French Finance Minister Antoine Armand said on Saturday that the 2025 budget could still be improved, but stopped short of giving ground in a standoff with the far right over new concessions.

Ratings agency Standard & Poor's gave Prime Minister Michel Barnier's fragile minority government a rare reprieve late on Friday leaving its rating steady although France's budget deficit has spiraled out of control this year.

Any relief is likely to prove short-lived with both the left and far right threatening to bring Barnier's government down over the budget, which seeks to squeeze 60 billion euros ($64 billion) in savings through tax hikes and spending cuts.

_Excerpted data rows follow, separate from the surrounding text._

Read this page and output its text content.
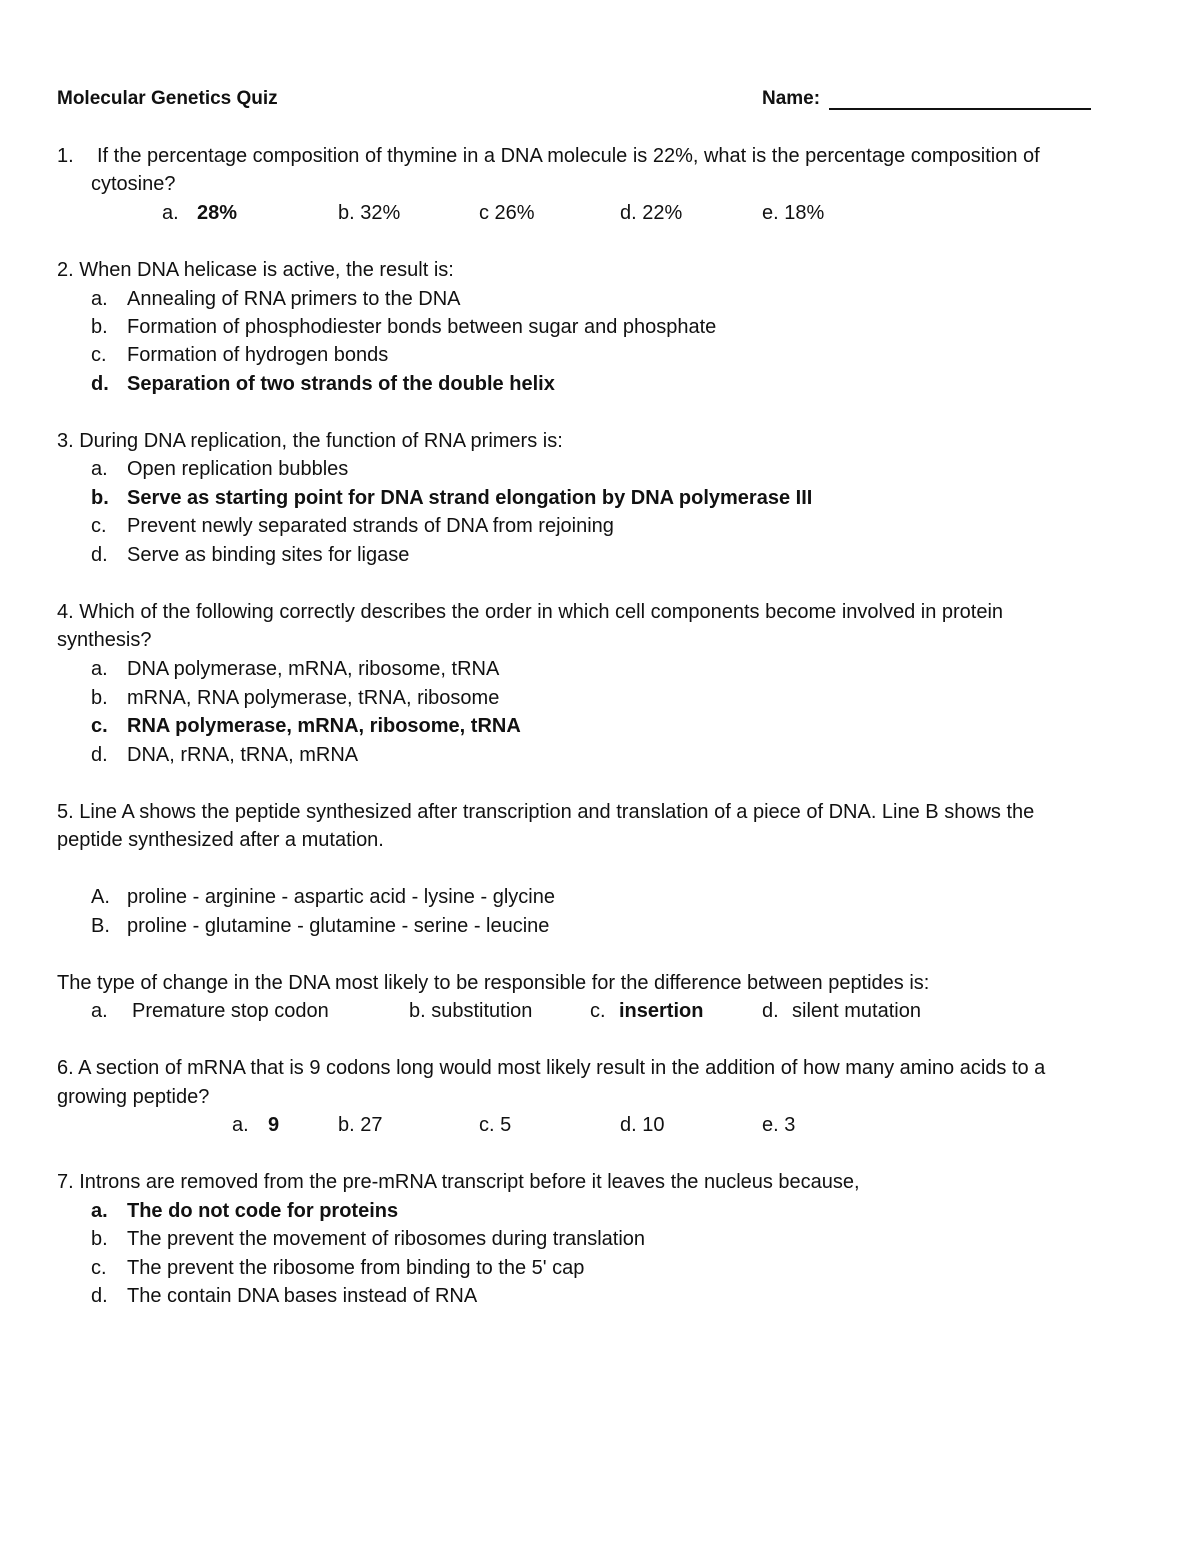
Molecular Genetics Quiz	Name:
1. If the percentage composition of thymine in a DNA molecule is 22%, what is the percentage composition of
cytosine?
a. 28%	b. 32%	c 26%	d. 22%	e. 18%
2. When DNA helicase is active, the result is:
a. Annealing of RNA primers to the DNA
b. Formation of phosphodiester bonds between sugar and phosphate
c. Formation of hydrogen bonds
d. Separation of two strands of the double helix
3. During DNA replication, the function of RNA primers is:
a. Open replication bubbles
b. Serve as starting point for DNA strand elongation by DNA polymerase III
c. Prevent newly separated strands of DNA from rejoining
d. Serve as binding sites for ligase
4. Which of the following correctly describes the order in which cell components become involved in protein
synthesis?
a. DNA polymerase, mRNA, ribosome, tRNA
b. mRNA, RNA polymerase, tRNA, ribosome
c. RNA polymerase, mRNA, ribosome, tRNA
d. DNA, rRNA, tRNA, mRNA
5. Line A shows the peptide synthesized after transcription and translation of a piece of DNA. Line B shows the
peptide synthesized after a mutation.
A. proline - arginine - aspartic acid - lysine - glycine
B. proline - glutamine - glutamine - serine - leucine
The type of change in the DNA most likely to be responsible for the difference between peptides is:
a. Premature stop codon	b. substitution	c. insertion	d. silent mutation
6. A section of mRNA that is 9 codons long would most likely result in the addition of how many amino acids to a
growing peptide?
a. 9	b. 27	c. 5	d. 10	e. 3
7. Introns are removed from the pre-mRNA transcript before it leaves the nucleus because,
a. The do not code for proteins
b. The prevent the movement of ribosomes during translation
c. The prevent the ribosome from binding to the 5' cap
d. The contain DNA bases instead of RNA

Marine Le Pen's far right National Rally (RN), whose tacit support Barnier needs to survive a likely no confidence motion, has given him until Monday to accede to her demands to make further changes to the budget.

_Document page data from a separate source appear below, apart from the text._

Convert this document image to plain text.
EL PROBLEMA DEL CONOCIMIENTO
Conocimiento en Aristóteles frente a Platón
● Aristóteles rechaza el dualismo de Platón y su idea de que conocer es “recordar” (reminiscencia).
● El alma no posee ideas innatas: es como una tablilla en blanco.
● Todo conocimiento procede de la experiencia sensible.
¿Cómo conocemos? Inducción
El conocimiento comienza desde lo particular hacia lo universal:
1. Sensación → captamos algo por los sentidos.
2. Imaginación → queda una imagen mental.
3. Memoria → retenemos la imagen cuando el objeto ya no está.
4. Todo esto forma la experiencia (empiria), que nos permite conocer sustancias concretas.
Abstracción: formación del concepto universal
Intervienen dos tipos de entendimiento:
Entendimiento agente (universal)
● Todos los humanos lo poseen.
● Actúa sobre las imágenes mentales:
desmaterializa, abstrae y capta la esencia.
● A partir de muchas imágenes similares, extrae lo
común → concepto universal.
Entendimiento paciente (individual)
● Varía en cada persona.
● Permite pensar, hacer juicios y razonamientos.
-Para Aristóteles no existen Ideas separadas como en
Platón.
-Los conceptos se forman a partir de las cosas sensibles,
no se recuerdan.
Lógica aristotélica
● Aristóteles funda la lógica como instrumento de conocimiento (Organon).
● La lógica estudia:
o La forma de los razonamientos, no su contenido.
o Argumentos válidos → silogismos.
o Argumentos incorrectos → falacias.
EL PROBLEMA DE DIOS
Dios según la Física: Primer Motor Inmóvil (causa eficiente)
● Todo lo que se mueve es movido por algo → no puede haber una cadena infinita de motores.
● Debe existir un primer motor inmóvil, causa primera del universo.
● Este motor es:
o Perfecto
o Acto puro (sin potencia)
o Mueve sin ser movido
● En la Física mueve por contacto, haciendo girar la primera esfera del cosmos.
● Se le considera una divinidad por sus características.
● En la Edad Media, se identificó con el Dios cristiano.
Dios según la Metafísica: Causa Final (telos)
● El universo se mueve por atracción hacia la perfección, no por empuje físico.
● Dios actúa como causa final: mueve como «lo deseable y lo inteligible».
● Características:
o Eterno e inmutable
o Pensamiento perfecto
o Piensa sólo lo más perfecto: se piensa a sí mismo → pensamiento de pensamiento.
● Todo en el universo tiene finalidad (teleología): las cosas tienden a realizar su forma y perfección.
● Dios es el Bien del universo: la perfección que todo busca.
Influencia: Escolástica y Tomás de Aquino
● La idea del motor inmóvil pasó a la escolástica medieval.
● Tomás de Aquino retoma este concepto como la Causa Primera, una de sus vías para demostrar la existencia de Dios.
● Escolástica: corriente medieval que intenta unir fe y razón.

"This government, under his authority, is willing to listen, to have a dialog, to be respectful, to improve this budget," Armand told journalists.

Asked about the showdown with Le Pen, he said: "The only ultimatum really facing the French is that our country gets a budget."

On Thursday, Barnier already dropped plans to raise electricity taxes in the budget as the RN had demanded, but it is keeping pressure on the government to scrap plans to postpone an increase in some pensions to save money.

RN lawmaker Jean-Philippe Tanguy told Les Echos newspaper on Saturday if the bill is not modified the party would back a no-confidence motion.

The test could come as soon as Monday if his government has to use an aggressive constitutional measure to ram the social security financing legislation through parliament, which will trigger a no-confidence motion.